JavaScript – Express (port 3000)
Express is a minimal web framework for Node.js.
cd ~/projects/hello-node
npm install express
Create or update index.js:
const express = require('express')
const app = express()
app.get('/', (req, res) => {
res.json({ message: 'Hello from JavaScript' })
})
app.get('/health', (req, res) => {
res.json({ status: 'ok' })
})
app.listen(3000, () => {
console.log('Server running on http://localhost:3000')
})
Run:
node index.js
C# – ASP.NET Core Minimal API (port 5000)
ASP.NET Core's minimal API syntax lets you define routes concisely without controllers or classes.
cd ~/projects/hello-dotnet
dotnet new webapi --use-minimal-apis -n hello-dotnet
cd hello-dotnet
Replace the generated Program.cs:
var builder = WebApplication.CreateBuilder(args);
var app = builder.Build();
app.MapGet("/", () => new { message = "Hello from C#" });
app.MapGet("/health", () => new { status = "ok" });
app.Run("http://localhost:5000");
Run:
dotnet run
Go – net/http (port 8080)
Go's standard library includes a production-capable HTTP server. No external packages are needed.
cd ~/projects/hello-go
Update main.go:
package main
import (
"encoding/json"
"net/http"
)
func jsonResponse(w http.ResponseWriter, data any) {
w.Header().Set("Content-Type", "application/json")

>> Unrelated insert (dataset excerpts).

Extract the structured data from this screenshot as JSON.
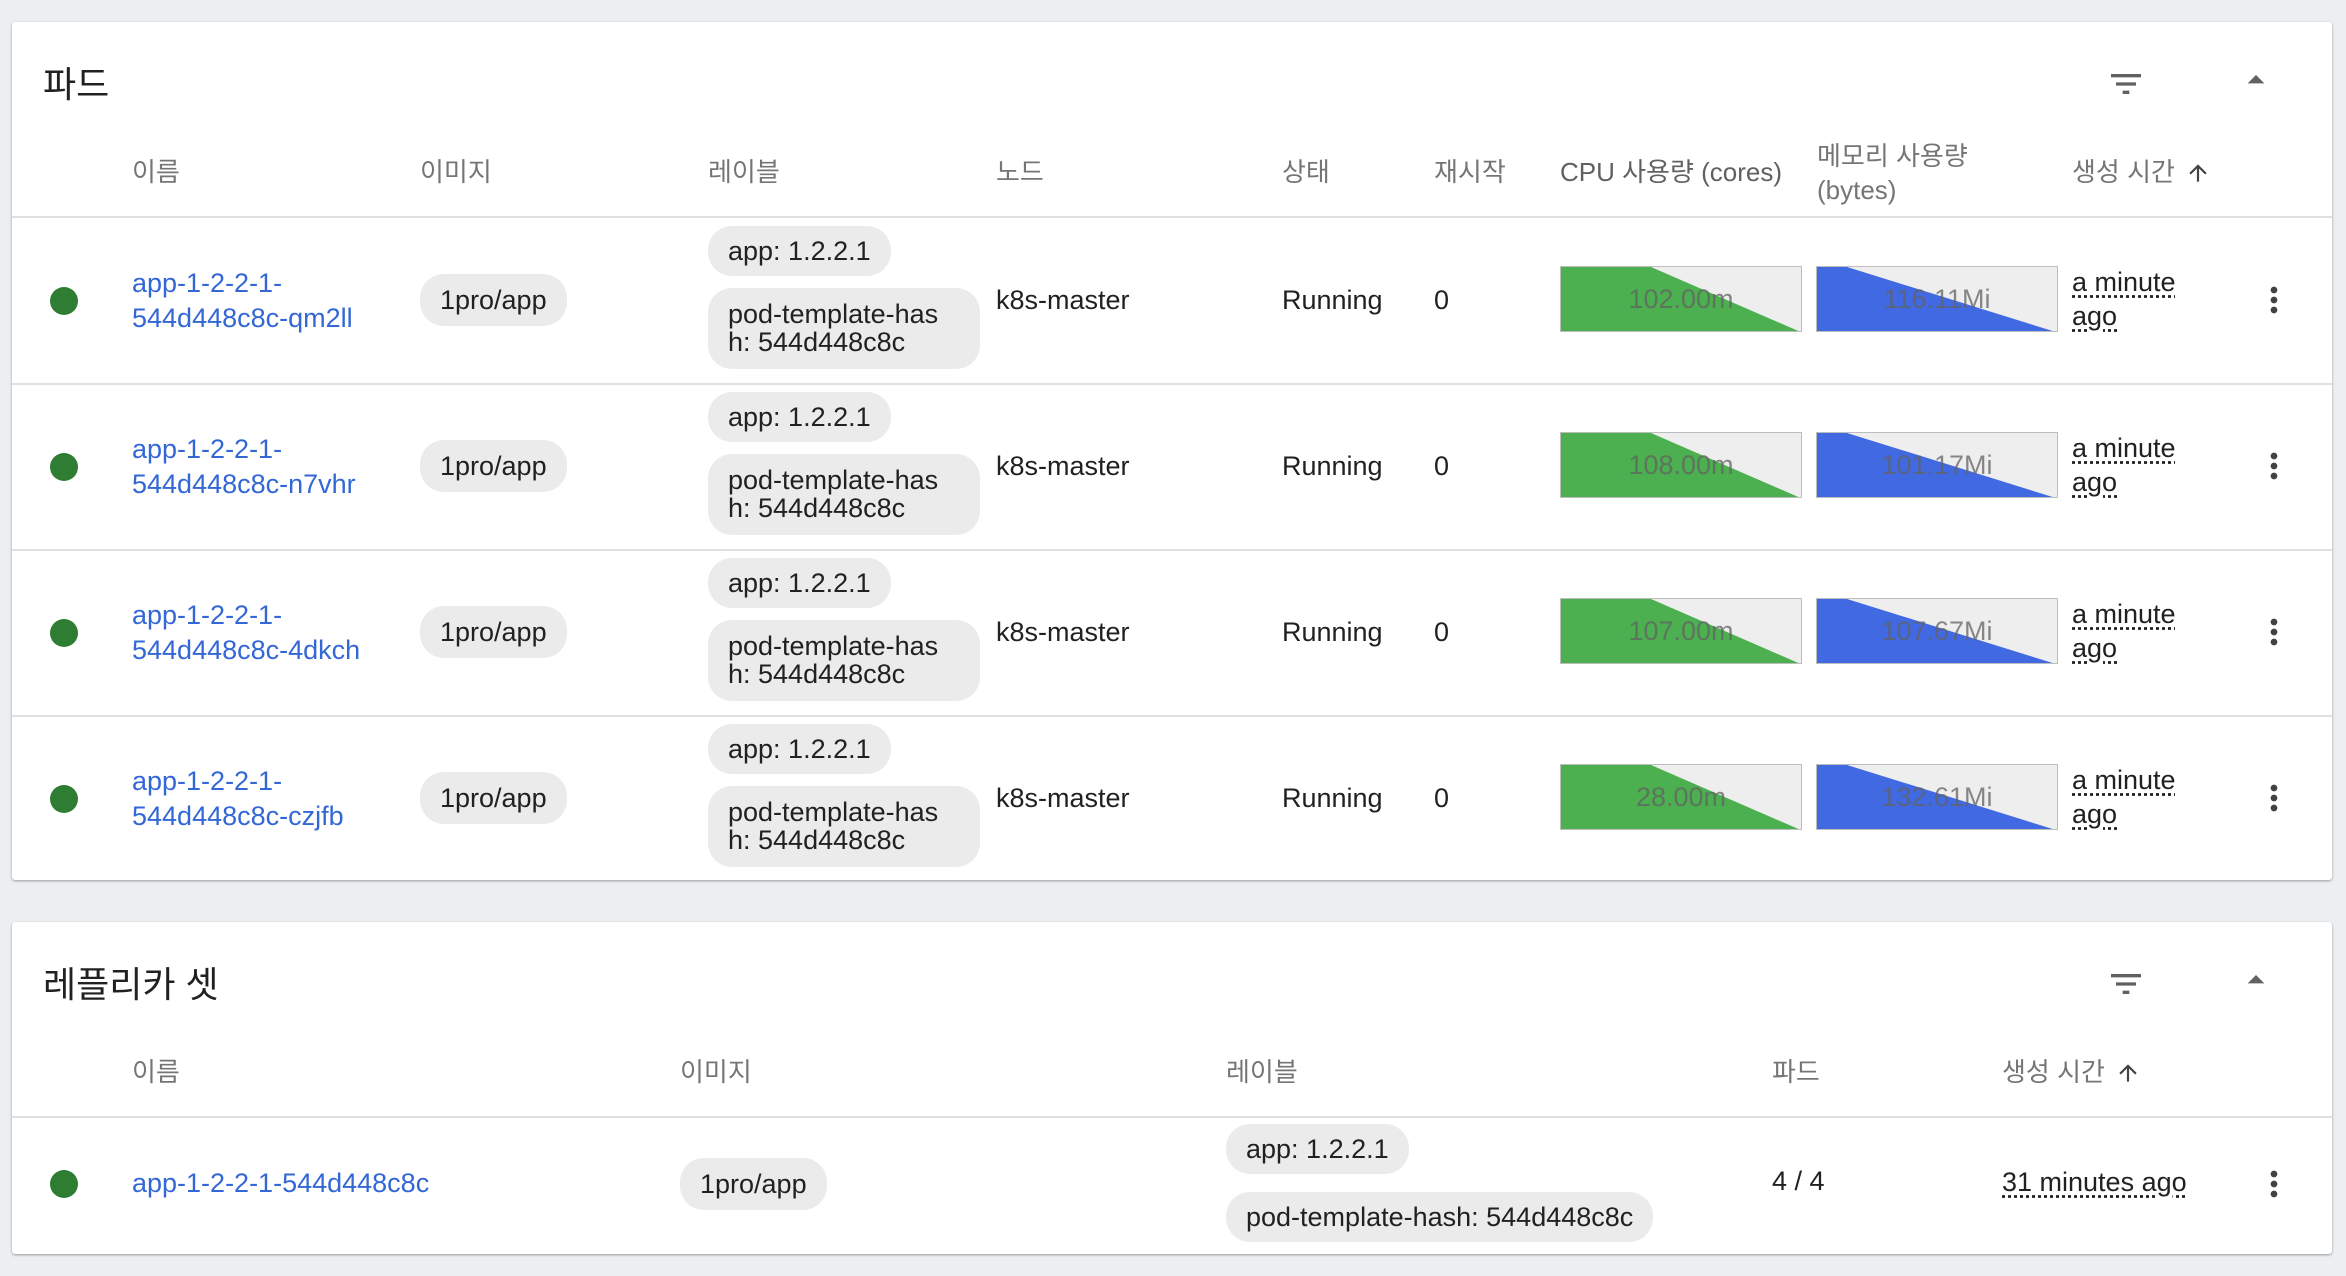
{
  "colors": {
    "link": "#3367d6",
    "status_ok": "#2e7d32",
    "cpu_fill": "#4caf50",
    "mem_fill": "#4169e1",
    "header_text": "#757575",
    "chip_bg": "#ebebeb"
  },
  "pods": {
    "title": "파드",
    "columns": {
      "name": "이름",
      "image": "이미지",
      "labels": "레이블",
      "node": "노드",
      "status": "상태",
      "restarts": "재시작",
      "cpu": "CPU 사용량 (cores)",
      "memory_line1": "메모리 사용량",
      "memory_line2": "(bytes)",
      "created": "생성 시간"
    },
    "icons": {
      "filter": "filter-list-icon",
      "collapse": "arrow-drop-up-icon",
      "sort": "arrow-upward-icon",
      "more": "more-vert-icon"
    },
    "rows": [
      {
        "name_line1": "app-1-2-2-1-",
        "name_line2": "544d448c8c-qm2ll",
        "image": "1pro/app",
        "label_app": "app: 1.2.2.1",
        "label_hash": "pod-template-hash: 544d448c8c",
        "node": "k8s-master",
        "status": "Running",
        "restarts": "0",
        "cpu": "102.00m",
        "memory": "116.11Mi",
        "created_line1": "a minute",
        "created_line2": "ago"
      },
      {
        "name_line1": "app-1-2-2-1-",
        "name_line2": "544d448c8c-n7vhr",
        "image": "1pro/app",
        "label_app": "app: 1.2.2.1",
        "label_hash": "pod-template-hash: 544d448c8c",
        "node": "k8s-master",
        "status": "Running",
        "restarts": "0",
        "cpu": "108.00m",
        "memory": "101.17Mi",
        "created_line1": "a minute",
        "created_line2": "ago"
      },
      {
        "name_line1": "app-1-2-2-1-",
        "name_line2": "544d448c8c-4dkch",
        "image": "1pro/app",
        "label_app": "app: 1.2.2.1",
        "label_hash": "pod-template-hash: 544d448c8c",
        "node": "k8s-master",
        "status": "Running",
        "restarts": "0",
        "cpu": "107.00m",
        "memory": "107.67Mi",
        "created_line1": "a minute",
        "created_line2": "ago"
      },
      {
        "name_line1": "app-1-2-2-1-",
        "name_line2": "544d448c8c-czjfb",
        "image": "1pro/app",
        "label_app": "app: 1.2.2.1",
        "label_hash": "pod-template-hash: 544d448c8c",
        "node": "k8s-master",
        "status": "Running",
        "restarts": "0",
        "cpu": "28.00m",
        "memory": "132.61Mi",
        "created_line1": "a minute",
        "created_line2": "ago"
      }
    ]
  },
  "replicasets": {
    "title": "레플리카 셋",
    "columns": {
      "name": "이름",
      "image": "이미지",
      "labels": "레이블",
      "pods": "파드",
      "created": "생성 시간"
    },
    "rows": [
      {
        "name": "app-1-2-2-1-544d448c8c",
        "image": "1pro/app",
        "label_app": "app: 1.2.2.1",
        "label_hash": "pod-template-hash: 544d448c8c",
        "pods": "4 / 4",
        "created": "31 minutes ago"
      }
    ]
  }
}
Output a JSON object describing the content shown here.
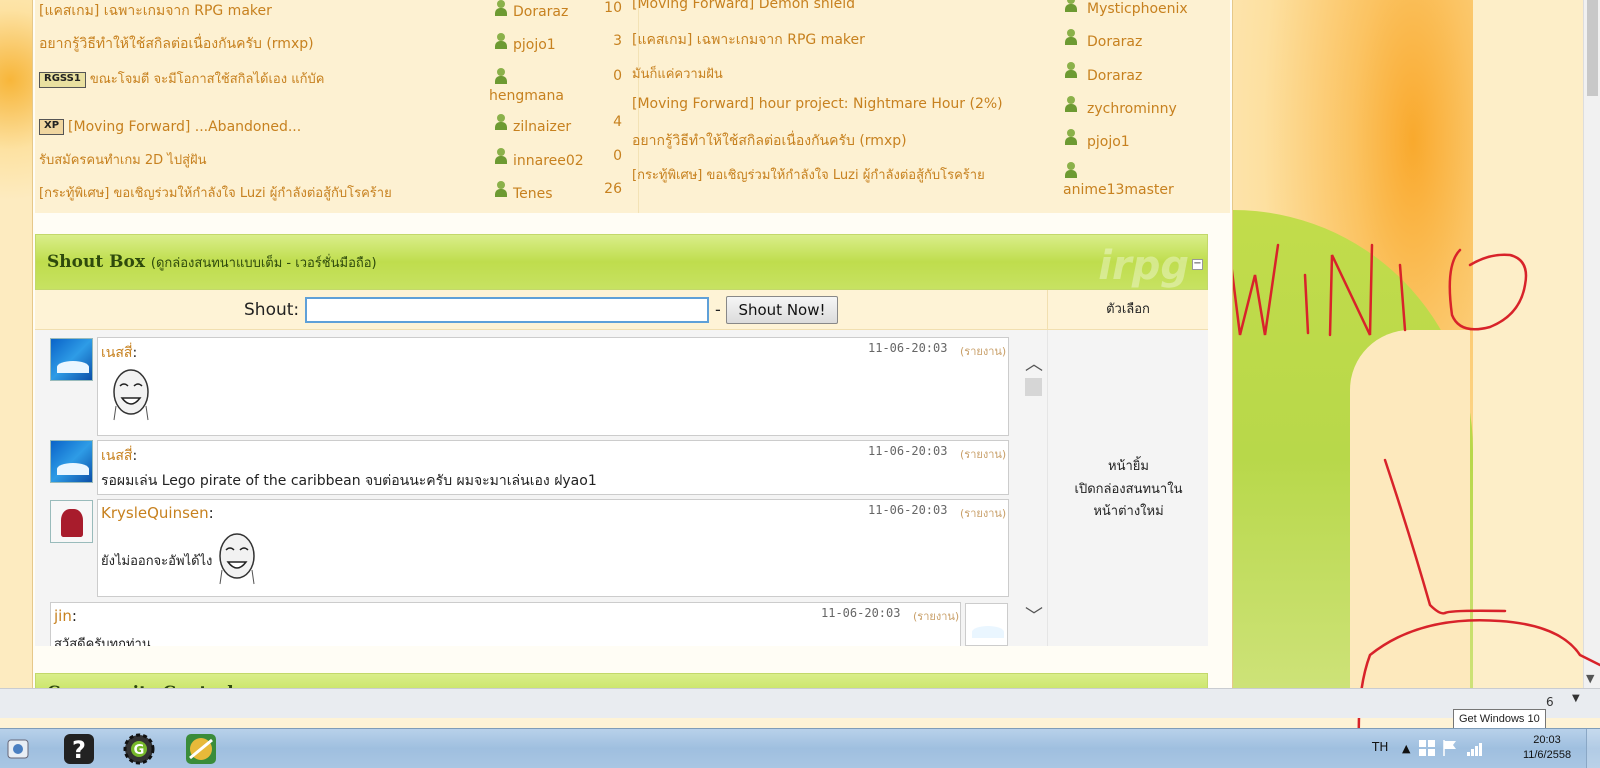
{
  "topics_left": [
    {
      "title": "[แคสเกม] เฉพาะเกมจาก RPG maker",
      "user": "Doraraz",
      "count": "10",
      "badge": ""
    },
    {
      "title": "อยากรู้วิธีทำให้ใช้สกิลต่อเนื่องกันครับ (rmxp)",
      "user": "pjojo1",
      "count": "3",
      "badge": ""
    },
    {
      "title": "ขณะโจมตี จะมีโอกาสใช้สกิลได้เอง แก้บัค",
      "user": "hengmana",
      "count": "0",
      "badge": "RGSS1"
    },
    {
      "title": "[Moving Forward] ...Abandoned...",
      "user": "zilnaizer",
      "count": "4",
      "badge": "XP"
    },
    {
      "title": "รับสมัครคนทำเกม 2D ไปสู่ฝัน",
      "user": "innaree02",
      "count": "0",
      "badge": ""
    },
    {
      "title": "[กระทู้พิเศษ] ขอเชิญร่วมให้กำลังใจ Luzi ผู้กำลังต่อสู้กับโรคร้าย",
      "user": "Tenes",
      "count": "26",
      "badge": ""
    }
  ],
  "topics_right": [
    {
      "title": "[Moving Forward] Demon shield",
      "user": "Mysticphoenix"
    },
    {
      "title": "[แคสเกม] เฉพาะเกมจาก RPG maker",
      "user": "Doraraz"
    },
    {
      "title": "มันก็แค่ความฝัน",
      "user": "Doraraz"
    },
    {
      "title": "[Moving Forward] hour project: Nightmare Hour (2%)",
      "user": "zychrominny"
    },
    {
      "title": "อยากรู้วิธีทำให้ใช้สกิลต่อเนื่องกันครับ (rmxp)",
      "user": "pjojo1"
    },
    {
      "title": "[กระทู้พิเศษ] ขอเชิญร่วมให้กำลังใจ Luzi ผู้กำลังต่อสู้กับโรคร้าย",
      "user": "anime13master"
    }
  ],
  "shoutbox": {
    "title": "Shout Box",
    "subtitle": "(ดูกล่องสนทนาแบบเต็ม - เวอร์ชั่นมือถือ)",
    "watermark": "irpg",
    "collapse": "−",
    "shout_label": "Shout:",
    "input_value": "",
    "dash": "-",
    "button_label": "Shout Now!",
    "options_title": "ตัวเลือก",
    "options": [
      "หน้ายิ้ม",
      "เปิดกล่องสนทนาใน",
      "หน้าต่างใหม่"
    ],
    "messages": [
      {
        "name": "เนสสี่",
        "time": "11-06-20:03",
        "report": "(รายงาน)",
        "text": ""
      },
      {
        "name": "เนสสี่",
        "time": "11-06-20:03",
        "report": "(รายงาน)",
        "text": "รอผมเล่น Lego pirate of the caribbean จบต่อนนะครับ ผมจะมาเล่นเอง ฝyao1"
      },
      {
        "name": "KrysleQuinsen",
        "time": "11-06-20:03",
        "report": "(รายงาน)",
        "text": "ยังไม่ออกจะอัพได้ไง"
      },
      {
        "name": "jin",
        "time": "11-06-20:03",
        "report": "(รายงาน)",
        "text": "สวัสดีครับทุกท่าน"
      }
    ]
  },
  "community": {
    "title": "Community Central"
  },
  "tooltip": "Get Windows 10",
  "taskbar": {
    "lang": "TH",
    "time": "20:03",
    "date": "11/6/2558",
    "tray_partial": "6"
  }
}
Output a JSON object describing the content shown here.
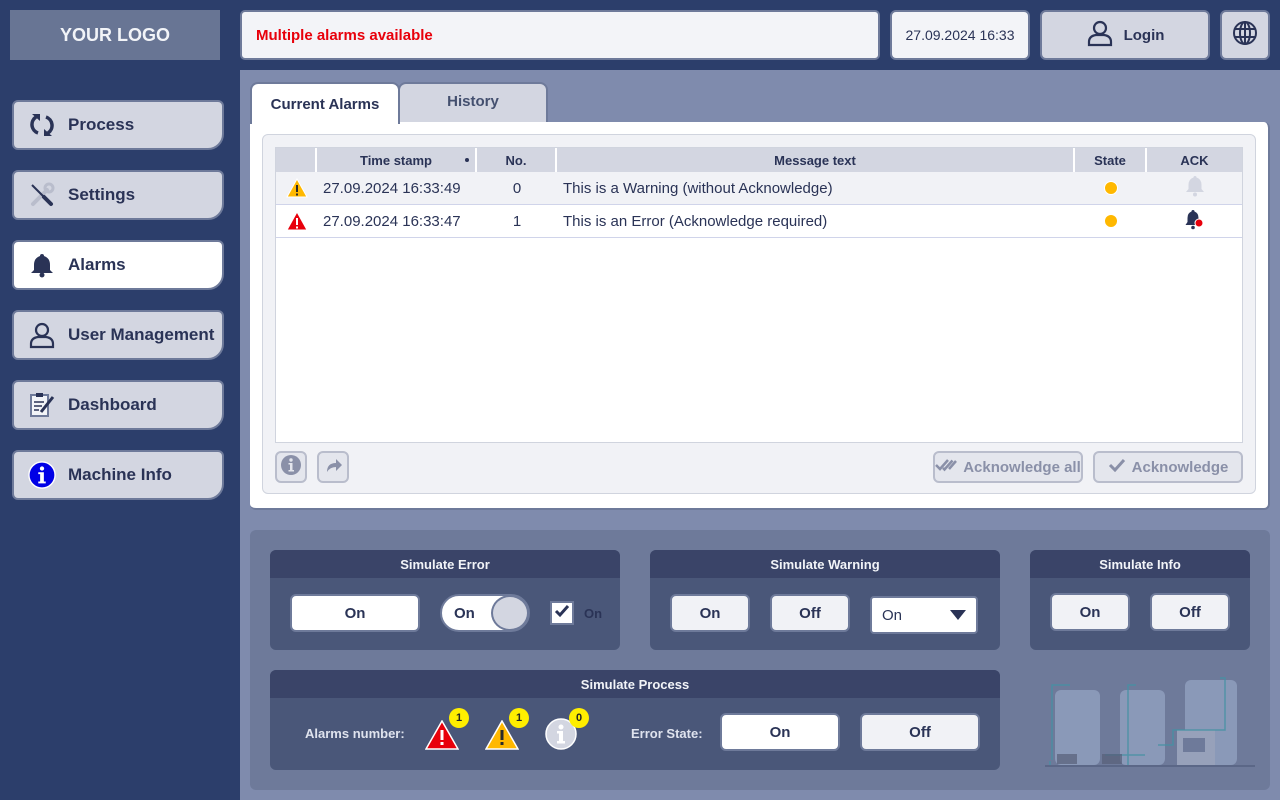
{
  "header": {
    "logo": "YOUR LOGO",
    "message": "Multiple alarms available",
    "datetime": "27.09.2024 16:33",
    "login_label": "Login",
    "language_icon": "globe-icon"
  },
  "sidebar": {
    "items": [
      {
        "label": "Process",
        "icon": "refresh-icon",
        "active": false
      },
      {
        "label": "Settings",
        "icon": "tools-icon",
        "active": false
      },
      {
        "label": "Alarms",
        "icon": "bell-icon",
        "active": true
      },
      {
        "label": "User Management",
        "icon": "user-icon",
        "active": false
      },
      {
        "label": "Dashboard",
        "icon": "clipboard-edit-icon",
        "active": false
      },
      {
        "label": "Machine Info",
        "icon": "info-icon",
        "active": false
      }
    ]
  },
  "tabs": [
    {
      "label": "Current Alarms",
      "active": true
    },
    {
      "label": "History",
      "active": false
    }
  ],
  "alarm_table": {
    "columns": [
      "",
      "Time stamp",
      "No.",
      "Message text",
      "State",
      "ACK"
    ],
    "rows": [
      {
        "type": "warning",
        "timestamp": "27.09.2024 16:33:49",
        "no": "0",
        "message": "This is a Warning (without Acknowledge)",
        "state_color": "#ffb800",
        "ack": "not-required"
      },
      {
        "type": "error",
        "timestamp": "27.09.2024 16:33:47",
        "no": "1",
        "message": "This is an Error (Acknowledge required)",
        "state_color": "#ffb800",
        "ack": "required"
      }
    ]
  },
  "alarm_actions": {
    "info_icon": "info-icon",
    "forward_icon": "share-arrow-icon",
    "ack_all_label": "Acknowledge all",
    "ack_label": "Acknowledge"
  },
  "simulate_error": {
    "title": "Simulate Error",
    "button_label": "On",
    "toggle_label": "On",
    "toggle_on": true,
    "checkbox_checked": true,
    "checkbox_label": "On"
  },
  "simulate_warning": {
    "title": "Simulate Warning",
    "on_label": "On",
    "off_label": "Off",
    "select_value": "On"
  },
  "simulate_info": {
    "title": "Simulate Info",
    "on_label": "On",
    "off_label": "Off"
  },
  "simulate_process": {
    "title": "Simulate Process",
    "alarms_label": "Alarms number:",
    "error_count": "1",
    "warning_count": "1",
    "info_count": "0",
    "error_state_label": "Error State:",
    "on_label": "On",
    "off_label": "Off"
  },
  "colors": {
    "error": "#e8000b",
    "warning": "#ffb800",
    "badge": "#ffee00",
    "nav_bg": "#2c3e6b"
  }
}
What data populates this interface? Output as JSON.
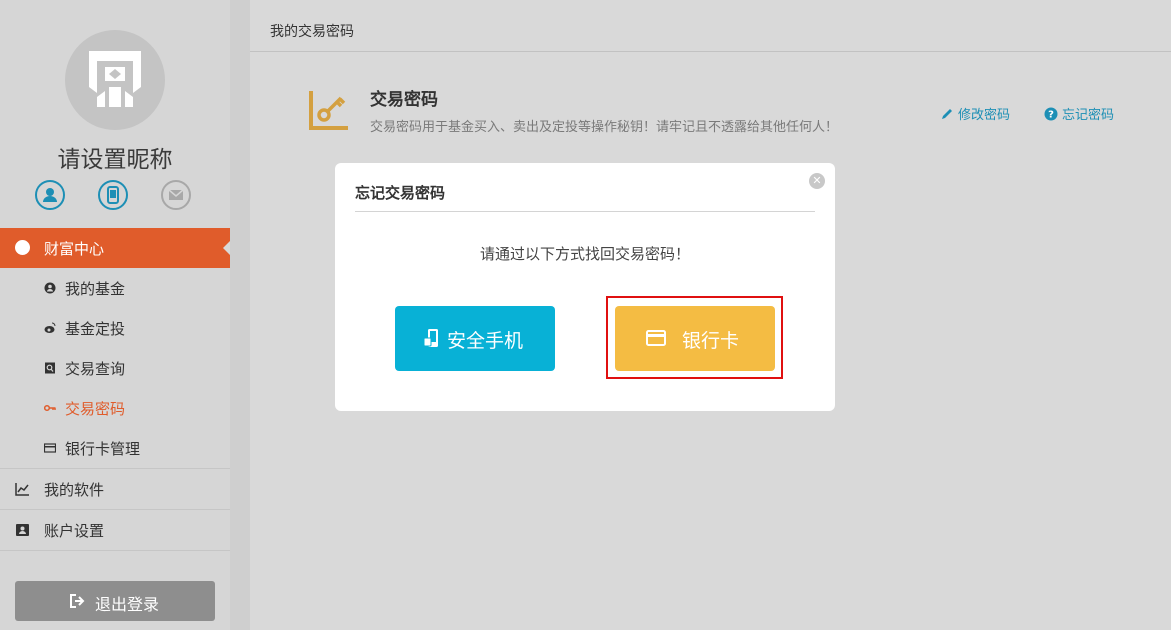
{
  "sidebar": {
    "nickname": "请设置昵称",
    "verify_icons": [
      "person-icon",
      "phone-icon",
      "mail-icon"
    ],
    "section_label": "财富中心",
    "sub_items": [
      {
        "label": "我的基金",
        "icon": "user-circle-icon"
      },
      {
        "label": "基金定投",
        "icon": "weibo-icon"
      },
      {
        "label": "交易查询",
        "icon": "search-doc-icon"
      },
      {
        "label": "交易密码",
        "icon": "key-icon",
        "active": true
      },
      {
        "label": "银行卡管理",
        "icon": "card-icon"
      }
    ],
    "top_items": [
      {
        "label": "我的软件",
        "icon": "chart-icon"
      },
      {
        "label": "账户设置",
        "icon": "id-card-icon"
      }
    ],
    "logout_label": "退出登录"
  },
  "header": {
    "title": "我的交易密码"
  },
  "password_section": {
    "title": "交易密码",
    "description": "交易密码用于基金买入、卖出及定投等操作秘钥！请牢记且不透露给其他任何人！",
    "modify_link": "修改密码",
    "forgot_link": "忘记密码"
  },
  "modal": {
    "title": "忘记交易密码",
    "message": "请通过以下方式找回交易密码！",
    "phone_button": "安全手机",
    "card_button": "银行卡"
  },
  "colors": {
    "accent": "#e05c2b",
    "link": "#1d8fb5",
    "phone_button": "#08b1d6",
    "card_button": "#f4bc43",
    "highlight": "#e01010"
  }
}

json.NewEncoder(w).Encode(data)
}
func main() {
http.HandleFunc("/", func(w http.ResponseWriter, r *http.Request) {
jsonResponse(w, map[string]string{"message": "Hello from Go"})
})
http.HandleFunc("/health", func(w http.ResponseWriter, r *http.Request) {
jsonResponse(w, map[string]string{"status": "ok"})
})
http.ListenAndServe(":8080", nil)
}
Run:
go run main.go
Comparing All Four
With all four servers running, test them and compare the responses:
curl http://localhost:8000/ # Python
curl http://localhost:3000/ # JavaScript
curl http://localhost:5000/ # C#
curl http://localhost:8080/ # Go
curl -i http://localhost:8000/health # -i includes response headers
curl -i http://localhost:3000/health
curl -i http://localhost:5000/health
curl -i http://localhost:8080/health
Open each URL in your browser and in DevTools (Network tab). Compare the Content-Type response header across all four — it is application/json in every case.
What differs
| Python | JavaScript | C# | Go | |
|---|---|---|---|---|
| Framework | FastAPI | Express | ASP.NET Core | stdlib net/http |
| Port | 8000 | 3000 | 5000 | 8080 |
| Run command | uv run uvicorn main:app | node index.js | dotnet run | go run main.go |
| JSON serialisation | Automatic (return a dict) | res.json() | Automatic (anonymous object) | encoding/json |
| Auto docs | Yes (/docs) | No | Optional (Swagger) | No |
What is identical
- The HTTP protocol
- The JSON response format
- How
curland the browser interact with them - The status codes
- The
Content-Type: application/jsonresponse header
The language is an implementation detail. HTTP is the contract.
Tasks
-
Get all four servers running simultaneously on their respective ports.
-
Test each with
curland with the browser. -
Use
curl -ito view response headers from each server. Note theContent-Type,Server, and any other headers that differ. -
Add a third endpoint
GET /infoto each server that returns a JSON object with the language name and version number:{"language": "Python", "version": "3.12.0"}Hard-code the values for now.
-
Stop one server and test its port with
curl. Note the connection refused error — the server process is the thing answering requests.